Nach Hause zurückgekehrt bemerke ich, daß Besucher dagewesen sind und ihre Karten zurückgelassen haben: eine Handvoll Blumen, einen Kranz aus Immergrün oder einen Namen, der mit Bleistift auf ein gelbes Walnußblatt oder auf einen Span geschrieben wurde. Leute, die selten in den Wald kommen, nehmen gern ein Stückchen Wald in die Hände, um beim Wandern damit zu spielen; nachher werfen sie es irgendwo fort – absichtlich oder zufällig. Irgend jemand hat eine Weidenrute abgeschält, einen Ring daraus geformt und ihn auf meinen Tisch gelegt. Entweder an den umgebogenen Zweigen und Grashalmen oder an den Fußspuren konnte ich immer erkennen, ob Besucher während meiner Abwesenheit dagewesen waren. Ja, auch über ihr Geschlecht, ihr Alter und ihren Charakter wurde ich meistens aufgeklärt durch irgend eine unbedeutende zurückgelassene Spur: durch eine zur Erde gefallene Blume, durch ein Büschel Gras, das man ausgerissen und wieder fortgeworfen hatte oder durch den noch in der Luft schwebenden Geruch einer Zigarre oder Pfeife. Eine halbe Meile weit, bis zur Eisenbahn, fand ich solche Spuren. Daß überhaupt ein Wanderer auf der ungefähr dreihundert Schritte entfernten Landstraße vorbeizog, erfuhr ich häufig nur durch den Duft seiner Pfeife.

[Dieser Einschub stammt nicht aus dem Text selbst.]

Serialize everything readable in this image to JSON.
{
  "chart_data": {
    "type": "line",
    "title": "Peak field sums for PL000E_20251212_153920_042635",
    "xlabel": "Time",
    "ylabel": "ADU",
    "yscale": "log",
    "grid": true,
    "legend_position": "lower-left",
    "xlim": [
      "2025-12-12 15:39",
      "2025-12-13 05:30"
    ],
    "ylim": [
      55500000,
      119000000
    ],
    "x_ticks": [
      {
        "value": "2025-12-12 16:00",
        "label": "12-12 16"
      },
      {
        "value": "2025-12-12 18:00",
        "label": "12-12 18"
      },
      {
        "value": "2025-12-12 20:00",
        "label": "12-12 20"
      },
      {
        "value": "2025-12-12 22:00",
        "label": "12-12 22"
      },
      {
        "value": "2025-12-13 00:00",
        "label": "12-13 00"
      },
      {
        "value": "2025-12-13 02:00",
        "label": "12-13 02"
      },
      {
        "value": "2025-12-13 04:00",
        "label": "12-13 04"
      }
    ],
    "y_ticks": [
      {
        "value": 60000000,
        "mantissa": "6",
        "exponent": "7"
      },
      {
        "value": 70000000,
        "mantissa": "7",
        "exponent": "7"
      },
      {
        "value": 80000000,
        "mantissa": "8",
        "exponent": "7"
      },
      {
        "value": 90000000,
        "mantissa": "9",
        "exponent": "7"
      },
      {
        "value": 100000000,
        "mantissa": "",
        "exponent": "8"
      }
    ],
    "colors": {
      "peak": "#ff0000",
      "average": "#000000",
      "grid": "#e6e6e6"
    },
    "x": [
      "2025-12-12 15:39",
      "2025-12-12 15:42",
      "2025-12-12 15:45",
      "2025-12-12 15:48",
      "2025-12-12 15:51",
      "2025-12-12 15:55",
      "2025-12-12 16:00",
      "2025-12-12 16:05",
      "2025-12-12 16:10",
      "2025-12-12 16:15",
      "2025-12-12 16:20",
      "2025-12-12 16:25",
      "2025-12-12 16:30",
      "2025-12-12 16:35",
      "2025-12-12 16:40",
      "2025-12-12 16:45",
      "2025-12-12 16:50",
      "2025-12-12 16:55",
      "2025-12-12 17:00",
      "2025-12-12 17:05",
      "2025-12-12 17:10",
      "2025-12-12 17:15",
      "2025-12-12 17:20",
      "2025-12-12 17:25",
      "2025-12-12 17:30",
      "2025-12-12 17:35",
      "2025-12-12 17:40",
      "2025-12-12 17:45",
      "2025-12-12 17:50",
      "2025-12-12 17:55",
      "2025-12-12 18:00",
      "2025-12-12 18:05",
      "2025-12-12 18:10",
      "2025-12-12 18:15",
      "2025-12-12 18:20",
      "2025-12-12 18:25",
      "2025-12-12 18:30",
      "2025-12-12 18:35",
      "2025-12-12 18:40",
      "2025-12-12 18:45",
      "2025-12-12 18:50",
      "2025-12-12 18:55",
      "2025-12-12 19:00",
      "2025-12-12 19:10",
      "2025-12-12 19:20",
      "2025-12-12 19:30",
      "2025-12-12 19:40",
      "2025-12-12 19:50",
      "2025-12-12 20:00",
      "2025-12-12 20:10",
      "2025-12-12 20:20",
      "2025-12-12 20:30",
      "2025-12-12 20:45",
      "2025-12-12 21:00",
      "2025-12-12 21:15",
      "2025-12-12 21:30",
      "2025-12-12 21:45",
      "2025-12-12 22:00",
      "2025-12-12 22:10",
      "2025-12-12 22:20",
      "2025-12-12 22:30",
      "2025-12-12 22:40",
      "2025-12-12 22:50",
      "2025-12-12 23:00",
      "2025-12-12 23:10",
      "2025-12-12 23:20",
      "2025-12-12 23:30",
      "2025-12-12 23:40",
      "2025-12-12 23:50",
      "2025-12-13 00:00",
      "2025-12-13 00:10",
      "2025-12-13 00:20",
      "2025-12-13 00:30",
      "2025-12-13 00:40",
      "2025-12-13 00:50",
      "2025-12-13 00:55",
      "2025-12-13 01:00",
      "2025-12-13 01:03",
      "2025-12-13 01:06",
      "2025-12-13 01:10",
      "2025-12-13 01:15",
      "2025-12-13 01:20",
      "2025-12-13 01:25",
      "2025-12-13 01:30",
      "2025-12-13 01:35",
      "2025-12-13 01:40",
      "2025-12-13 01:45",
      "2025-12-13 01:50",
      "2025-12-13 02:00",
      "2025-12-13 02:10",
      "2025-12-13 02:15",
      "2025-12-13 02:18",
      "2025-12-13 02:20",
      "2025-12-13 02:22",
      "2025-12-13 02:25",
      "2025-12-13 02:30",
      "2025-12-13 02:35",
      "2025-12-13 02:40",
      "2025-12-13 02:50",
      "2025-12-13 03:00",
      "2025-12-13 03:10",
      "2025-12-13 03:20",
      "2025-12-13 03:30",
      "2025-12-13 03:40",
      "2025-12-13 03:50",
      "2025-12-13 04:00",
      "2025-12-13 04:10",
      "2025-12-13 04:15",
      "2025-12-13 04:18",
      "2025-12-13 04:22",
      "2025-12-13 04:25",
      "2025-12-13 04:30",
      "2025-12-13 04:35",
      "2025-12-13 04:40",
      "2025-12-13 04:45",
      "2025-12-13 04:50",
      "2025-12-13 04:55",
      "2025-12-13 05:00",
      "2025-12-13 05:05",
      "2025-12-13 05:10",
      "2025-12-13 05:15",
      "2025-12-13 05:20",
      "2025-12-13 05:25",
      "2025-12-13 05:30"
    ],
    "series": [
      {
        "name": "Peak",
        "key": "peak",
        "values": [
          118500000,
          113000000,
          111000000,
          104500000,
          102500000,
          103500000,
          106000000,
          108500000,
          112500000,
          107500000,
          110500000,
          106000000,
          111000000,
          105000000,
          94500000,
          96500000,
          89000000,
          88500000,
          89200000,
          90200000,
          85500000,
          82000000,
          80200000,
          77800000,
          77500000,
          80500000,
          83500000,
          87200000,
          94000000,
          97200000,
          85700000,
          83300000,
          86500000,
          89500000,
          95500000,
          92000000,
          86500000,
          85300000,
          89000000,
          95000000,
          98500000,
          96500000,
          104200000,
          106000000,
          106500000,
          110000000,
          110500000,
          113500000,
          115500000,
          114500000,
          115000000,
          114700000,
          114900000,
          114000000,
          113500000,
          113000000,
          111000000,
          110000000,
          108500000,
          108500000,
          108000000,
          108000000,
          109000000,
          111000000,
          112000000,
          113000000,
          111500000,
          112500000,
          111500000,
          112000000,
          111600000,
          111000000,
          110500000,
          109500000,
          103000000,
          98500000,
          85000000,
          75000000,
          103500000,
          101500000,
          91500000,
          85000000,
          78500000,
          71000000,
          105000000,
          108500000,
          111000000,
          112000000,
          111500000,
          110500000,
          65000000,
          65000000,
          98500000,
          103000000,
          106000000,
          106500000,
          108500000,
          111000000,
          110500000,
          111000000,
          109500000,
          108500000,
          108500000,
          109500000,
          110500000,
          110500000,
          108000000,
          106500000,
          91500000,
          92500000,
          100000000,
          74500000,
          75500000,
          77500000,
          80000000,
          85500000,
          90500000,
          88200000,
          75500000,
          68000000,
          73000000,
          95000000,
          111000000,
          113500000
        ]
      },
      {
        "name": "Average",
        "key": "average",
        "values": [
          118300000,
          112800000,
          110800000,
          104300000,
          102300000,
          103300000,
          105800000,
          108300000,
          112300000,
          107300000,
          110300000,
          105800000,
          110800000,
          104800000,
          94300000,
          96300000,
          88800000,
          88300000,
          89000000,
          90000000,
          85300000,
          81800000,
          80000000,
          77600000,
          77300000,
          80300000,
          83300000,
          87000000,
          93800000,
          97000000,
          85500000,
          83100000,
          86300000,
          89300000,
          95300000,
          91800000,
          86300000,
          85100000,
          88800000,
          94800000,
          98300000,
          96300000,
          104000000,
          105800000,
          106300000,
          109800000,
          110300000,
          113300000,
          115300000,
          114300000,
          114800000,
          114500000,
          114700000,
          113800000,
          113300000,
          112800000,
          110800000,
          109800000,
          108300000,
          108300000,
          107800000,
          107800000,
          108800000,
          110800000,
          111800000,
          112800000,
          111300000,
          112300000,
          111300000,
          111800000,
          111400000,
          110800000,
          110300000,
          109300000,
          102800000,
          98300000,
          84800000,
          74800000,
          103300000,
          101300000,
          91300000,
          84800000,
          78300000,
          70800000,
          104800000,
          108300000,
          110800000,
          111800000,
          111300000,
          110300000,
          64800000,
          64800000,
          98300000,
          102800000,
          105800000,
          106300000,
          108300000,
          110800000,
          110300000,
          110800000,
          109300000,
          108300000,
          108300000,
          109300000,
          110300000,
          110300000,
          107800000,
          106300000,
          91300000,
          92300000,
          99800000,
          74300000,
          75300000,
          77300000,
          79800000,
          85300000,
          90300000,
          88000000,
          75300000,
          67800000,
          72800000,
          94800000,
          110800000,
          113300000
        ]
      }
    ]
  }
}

Meistens ist genügend Raum um uns herum. Unser Horizont stößt niemals dicht an unsere Ellbogen. Das Waldesdickicht ist nicht unmittelbar vor unserer Tür, auch nicht der See, sondern ein kleines Stück Natur ist für jeden von uns freigelegt, uns vertraut und angepaßt, auf irgend eine Weise von uns erobert und umzäunt, von der Natur für uns zurückgefordert. Wozu habe ich dieses weite, mehrere Quadratmeilen große Waldgebiet zu meinem Privatgebrauch von meinen Mitmenschen erhalten? Mein nächster Nachbar wohnt eine Meile weit entfernt; im Umkreis von einer halben Meile ist von meinem Wohnort aus kein anderes Haus zu sehen, nur dann vielleicht, wenn man auf einen Gipfel der Hügel steigt. Mein Horizont ist von Wäldern umrahmt und gehört mir ganz allein. Auf der einen Seite habe ich einen Fernblick auf die Bahn, dort, wo sie den Teich berührt, auf der andern Seite auf den Zaun, der den Waldweg begrenzt. Im übrigen ist es hier, wo ich lebe, so einsam wie auf den Prärien. Hier ist gerade so gut Asien oder Afrika wie Neuengland. Ich habe tatsächlich Sonne, Mond und Sterne – eine kleine Welt ganz für mich allein. Nachts kam nie ein Wandersmann an meinem Haus vorüber; nie klopfte einer an meine Tür. Ich hätte so gut der erste wie der letzte Mensch sein können. Nur im Frühjahr trafen nach langer Pause ein paar Menschen aus dem Dorf ein, um Bricken zu fischen; sie fischten augenscheinlich mehr in dem Waldenteich ihres eigenen Herzens und steckten die Finsternis als Köder an ihre Angelhaken. Nach kurzem Verweilen zogen sie jedoch meistens mit fast leeren Körben ab und überließen »die Welt der Finsternis und mir.« Zitat aus dem berühmten Gedicht von Gray: Elegy written in a country churchyard (Elegie auf einem Friedhof verfaßt). Das Gedicht beginnt mit den Versen:
    »Die Abendglocke ruft den müden Tag zu Grabe;
    »Matt blökend kehrt das Vieh in langsam schwerem Trabe
    »Heim von der Au; es sucht der Landmann seine Tür
    »Und überläßt die Welt der Dunkelheit und mir.«
So wurde der schwarze Kern der Nacht nie durch menschliche Nähe entweiht. Ich glaube die Menschen haben noch immer etwas Angst vor der Dunkelheit, obwohl alle Hexen gehenkt und Christentum und Kerzen eingeführt wurden.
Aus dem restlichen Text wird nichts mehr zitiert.